As a team leader of an upcoming redesign project, The eduStyle Guide to Usable Higher-Ed Homepage Design was very useful to me. My favorite section: Recommendations. I got more take aways and ideas of what to do (and what not to do) from that one section of every university’s review than anything else in the entire book. I don’t necessarily agree with all of their recommendations - but was convinced of their perspective and credence established based on most other comments. (Cornell - “groundbreaking design?”)
It’s clever to break down universities with their pertinent stats to give their page a bit of context — the size of their internal community, where they physically reside in the country, who their primary competitors may be, etc.

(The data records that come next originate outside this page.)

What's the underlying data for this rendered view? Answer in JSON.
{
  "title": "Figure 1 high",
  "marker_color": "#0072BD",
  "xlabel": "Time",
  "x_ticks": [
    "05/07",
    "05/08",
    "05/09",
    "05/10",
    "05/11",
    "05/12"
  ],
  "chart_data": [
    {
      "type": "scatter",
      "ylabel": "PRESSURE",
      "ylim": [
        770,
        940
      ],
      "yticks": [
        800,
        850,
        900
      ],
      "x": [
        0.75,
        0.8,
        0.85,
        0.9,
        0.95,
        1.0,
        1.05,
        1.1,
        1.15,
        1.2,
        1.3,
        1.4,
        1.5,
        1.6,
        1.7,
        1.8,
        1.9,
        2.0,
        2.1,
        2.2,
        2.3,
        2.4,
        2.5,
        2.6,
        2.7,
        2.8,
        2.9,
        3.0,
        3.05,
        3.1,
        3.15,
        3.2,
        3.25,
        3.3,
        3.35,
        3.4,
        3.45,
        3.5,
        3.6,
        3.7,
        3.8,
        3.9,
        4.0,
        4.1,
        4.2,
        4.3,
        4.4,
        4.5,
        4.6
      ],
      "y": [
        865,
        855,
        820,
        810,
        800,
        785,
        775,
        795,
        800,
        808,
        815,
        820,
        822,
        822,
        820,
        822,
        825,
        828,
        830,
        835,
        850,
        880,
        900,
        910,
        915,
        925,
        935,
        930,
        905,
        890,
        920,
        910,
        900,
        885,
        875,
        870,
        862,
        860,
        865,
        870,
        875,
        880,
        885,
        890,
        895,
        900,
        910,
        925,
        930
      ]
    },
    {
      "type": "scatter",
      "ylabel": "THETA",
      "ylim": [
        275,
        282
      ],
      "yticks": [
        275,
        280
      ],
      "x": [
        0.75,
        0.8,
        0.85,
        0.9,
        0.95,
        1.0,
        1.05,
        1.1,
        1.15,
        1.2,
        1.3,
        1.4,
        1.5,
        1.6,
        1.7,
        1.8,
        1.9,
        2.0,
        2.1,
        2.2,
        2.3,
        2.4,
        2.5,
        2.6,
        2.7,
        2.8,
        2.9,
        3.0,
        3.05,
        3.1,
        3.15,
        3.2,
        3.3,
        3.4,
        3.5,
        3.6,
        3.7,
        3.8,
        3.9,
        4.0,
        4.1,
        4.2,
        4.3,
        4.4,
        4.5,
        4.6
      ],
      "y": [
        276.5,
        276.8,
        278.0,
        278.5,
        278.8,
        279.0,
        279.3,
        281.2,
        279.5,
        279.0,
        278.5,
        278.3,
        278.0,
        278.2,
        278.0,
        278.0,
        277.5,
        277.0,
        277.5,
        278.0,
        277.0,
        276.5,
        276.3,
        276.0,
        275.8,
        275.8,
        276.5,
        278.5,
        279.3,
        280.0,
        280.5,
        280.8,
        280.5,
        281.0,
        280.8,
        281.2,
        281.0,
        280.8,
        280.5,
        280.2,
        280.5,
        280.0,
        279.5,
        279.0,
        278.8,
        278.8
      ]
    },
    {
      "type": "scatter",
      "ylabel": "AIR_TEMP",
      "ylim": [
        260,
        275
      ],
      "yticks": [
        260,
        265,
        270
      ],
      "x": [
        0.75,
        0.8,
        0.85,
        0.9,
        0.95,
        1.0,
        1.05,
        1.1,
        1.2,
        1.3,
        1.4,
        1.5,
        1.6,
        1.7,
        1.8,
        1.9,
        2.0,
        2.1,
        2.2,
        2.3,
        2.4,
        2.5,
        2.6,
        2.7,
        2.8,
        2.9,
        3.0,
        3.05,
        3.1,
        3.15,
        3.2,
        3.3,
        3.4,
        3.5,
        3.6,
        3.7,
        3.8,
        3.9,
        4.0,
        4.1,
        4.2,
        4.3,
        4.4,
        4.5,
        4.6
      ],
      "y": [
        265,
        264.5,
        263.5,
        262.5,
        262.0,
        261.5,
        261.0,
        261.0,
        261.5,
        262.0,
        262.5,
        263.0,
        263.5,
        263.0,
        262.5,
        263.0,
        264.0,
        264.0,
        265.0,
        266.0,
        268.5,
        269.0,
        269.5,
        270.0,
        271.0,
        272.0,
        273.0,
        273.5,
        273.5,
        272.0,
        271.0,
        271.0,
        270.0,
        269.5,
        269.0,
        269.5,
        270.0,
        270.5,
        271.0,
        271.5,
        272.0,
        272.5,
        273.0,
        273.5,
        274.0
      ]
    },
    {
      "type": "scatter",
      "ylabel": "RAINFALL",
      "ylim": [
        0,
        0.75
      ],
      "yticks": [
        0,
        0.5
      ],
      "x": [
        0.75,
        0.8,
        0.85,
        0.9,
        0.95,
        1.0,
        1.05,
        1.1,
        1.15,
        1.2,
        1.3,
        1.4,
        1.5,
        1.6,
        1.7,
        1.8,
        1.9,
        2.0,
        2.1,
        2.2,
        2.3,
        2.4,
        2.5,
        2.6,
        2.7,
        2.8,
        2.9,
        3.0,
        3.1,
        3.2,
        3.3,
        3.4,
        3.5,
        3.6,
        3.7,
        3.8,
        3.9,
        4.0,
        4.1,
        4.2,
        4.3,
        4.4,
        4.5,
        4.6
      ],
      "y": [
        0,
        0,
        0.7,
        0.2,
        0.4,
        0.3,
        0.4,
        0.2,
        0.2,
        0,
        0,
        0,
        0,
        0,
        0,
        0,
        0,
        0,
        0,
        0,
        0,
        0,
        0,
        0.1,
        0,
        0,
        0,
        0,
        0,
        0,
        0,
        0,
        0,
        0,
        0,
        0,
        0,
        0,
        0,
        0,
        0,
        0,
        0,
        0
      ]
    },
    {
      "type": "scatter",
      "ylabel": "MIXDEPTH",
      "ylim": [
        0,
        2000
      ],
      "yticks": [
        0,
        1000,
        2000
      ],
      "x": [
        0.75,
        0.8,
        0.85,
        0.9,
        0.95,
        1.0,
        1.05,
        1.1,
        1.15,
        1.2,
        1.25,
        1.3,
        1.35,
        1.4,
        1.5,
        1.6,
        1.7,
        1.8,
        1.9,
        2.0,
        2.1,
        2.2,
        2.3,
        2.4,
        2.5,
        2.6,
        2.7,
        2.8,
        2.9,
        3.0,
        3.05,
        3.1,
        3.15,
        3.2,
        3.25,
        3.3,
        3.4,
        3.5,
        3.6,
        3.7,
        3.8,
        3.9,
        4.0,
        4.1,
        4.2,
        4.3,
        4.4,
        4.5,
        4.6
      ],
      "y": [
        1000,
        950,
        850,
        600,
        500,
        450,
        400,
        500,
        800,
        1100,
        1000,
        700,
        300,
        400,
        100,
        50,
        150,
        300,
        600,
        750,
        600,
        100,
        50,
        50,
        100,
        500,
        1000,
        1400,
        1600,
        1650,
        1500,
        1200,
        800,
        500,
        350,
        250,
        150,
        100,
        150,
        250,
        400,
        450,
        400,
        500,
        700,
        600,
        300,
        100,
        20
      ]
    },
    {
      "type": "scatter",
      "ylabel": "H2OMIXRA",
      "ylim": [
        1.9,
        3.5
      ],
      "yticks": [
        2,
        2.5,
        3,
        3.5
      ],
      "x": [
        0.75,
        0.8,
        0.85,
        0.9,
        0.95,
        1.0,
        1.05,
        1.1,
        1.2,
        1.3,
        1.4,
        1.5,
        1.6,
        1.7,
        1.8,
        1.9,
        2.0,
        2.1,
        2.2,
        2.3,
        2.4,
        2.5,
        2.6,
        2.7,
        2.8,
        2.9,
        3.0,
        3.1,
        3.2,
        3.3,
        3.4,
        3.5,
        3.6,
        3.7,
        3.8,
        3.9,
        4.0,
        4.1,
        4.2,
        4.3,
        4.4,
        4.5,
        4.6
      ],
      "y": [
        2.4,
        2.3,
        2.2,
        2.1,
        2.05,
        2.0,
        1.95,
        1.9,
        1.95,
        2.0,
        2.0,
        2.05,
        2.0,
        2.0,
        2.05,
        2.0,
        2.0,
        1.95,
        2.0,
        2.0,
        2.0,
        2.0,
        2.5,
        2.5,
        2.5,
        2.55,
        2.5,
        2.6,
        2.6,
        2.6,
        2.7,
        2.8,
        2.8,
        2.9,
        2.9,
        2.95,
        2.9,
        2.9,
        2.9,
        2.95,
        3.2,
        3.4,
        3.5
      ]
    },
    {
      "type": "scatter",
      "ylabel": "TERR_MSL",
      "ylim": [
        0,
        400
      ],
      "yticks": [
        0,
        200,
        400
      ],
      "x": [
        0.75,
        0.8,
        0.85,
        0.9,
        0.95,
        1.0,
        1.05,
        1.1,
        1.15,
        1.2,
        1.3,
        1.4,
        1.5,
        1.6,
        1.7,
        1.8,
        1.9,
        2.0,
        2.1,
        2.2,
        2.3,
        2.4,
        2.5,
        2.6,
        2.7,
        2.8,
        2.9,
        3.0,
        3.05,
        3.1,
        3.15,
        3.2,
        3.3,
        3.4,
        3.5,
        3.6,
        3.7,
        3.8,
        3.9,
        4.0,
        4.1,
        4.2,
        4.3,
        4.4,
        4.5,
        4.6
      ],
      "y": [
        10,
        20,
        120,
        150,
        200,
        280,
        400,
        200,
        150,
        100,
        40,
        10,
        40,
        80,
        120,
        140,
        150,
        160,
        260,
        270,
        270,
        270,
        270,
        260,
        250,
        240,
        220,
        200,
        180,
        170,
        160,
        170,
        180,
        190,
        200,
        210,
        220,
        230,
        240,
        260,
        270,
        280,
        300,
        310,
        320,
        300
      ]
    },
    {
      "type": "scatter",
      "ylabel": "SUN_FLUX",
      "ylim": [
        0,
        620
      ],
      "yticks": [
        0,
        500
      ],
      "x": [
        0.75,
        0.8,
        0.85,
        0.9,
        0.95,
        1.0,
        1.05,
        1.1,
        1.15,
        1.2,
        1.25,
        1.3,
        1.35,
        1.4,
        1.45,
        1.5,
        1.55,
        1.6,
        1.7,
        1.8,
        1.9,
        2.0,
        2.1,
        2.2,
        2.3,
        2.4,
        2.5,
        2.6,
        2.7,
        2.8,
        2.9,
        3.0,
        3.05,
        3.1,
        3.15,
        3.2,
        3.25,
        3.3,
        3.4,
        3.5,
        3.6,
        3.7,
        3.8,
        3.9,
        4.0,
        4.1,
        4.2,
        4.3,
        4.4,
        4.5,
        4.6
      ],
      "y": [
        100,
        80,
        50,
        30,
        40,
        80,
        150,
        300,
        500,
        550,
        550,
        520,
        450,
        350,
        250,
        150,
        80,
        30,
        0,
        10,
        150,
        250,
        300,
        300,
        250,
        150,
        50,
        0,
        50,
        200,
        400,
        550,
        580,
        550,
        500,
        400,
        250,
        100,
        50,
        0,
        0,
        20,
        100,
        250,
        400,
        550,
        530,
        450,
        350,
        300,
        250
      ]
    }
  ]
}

A wide variety of design implementations are thoroughly reviewed and explored. It gave me a great synopsis of the types of features I’d like to incorporate into our redesign, and visual ideas of how to accomplish them. I was convinced of design styles to stay away from (low contrast links with the background color behind them) and that RSS icons can and should be incorporated (along with the being able to subscribe to the feed within the browser location bar - not just the icons).
Can you get most of this info on the edustyle.net site? Mostly. But, it wouldn’t be as concise as a 95 page handy guide at your finger tips with an easy to read/reference format - especially the Positives & Recommendations section after each home page screen shot. (Ok, so the site does that too - but not all of the comments are written with such care and professionalism, and sometimes turn into a conversation/debate.)
If you’re going through an upcoming redesign/refresh, are new to higher ed, or are looking for ammunition to clean up your home page and/or add new features, buy it. Read it. It’s worth it.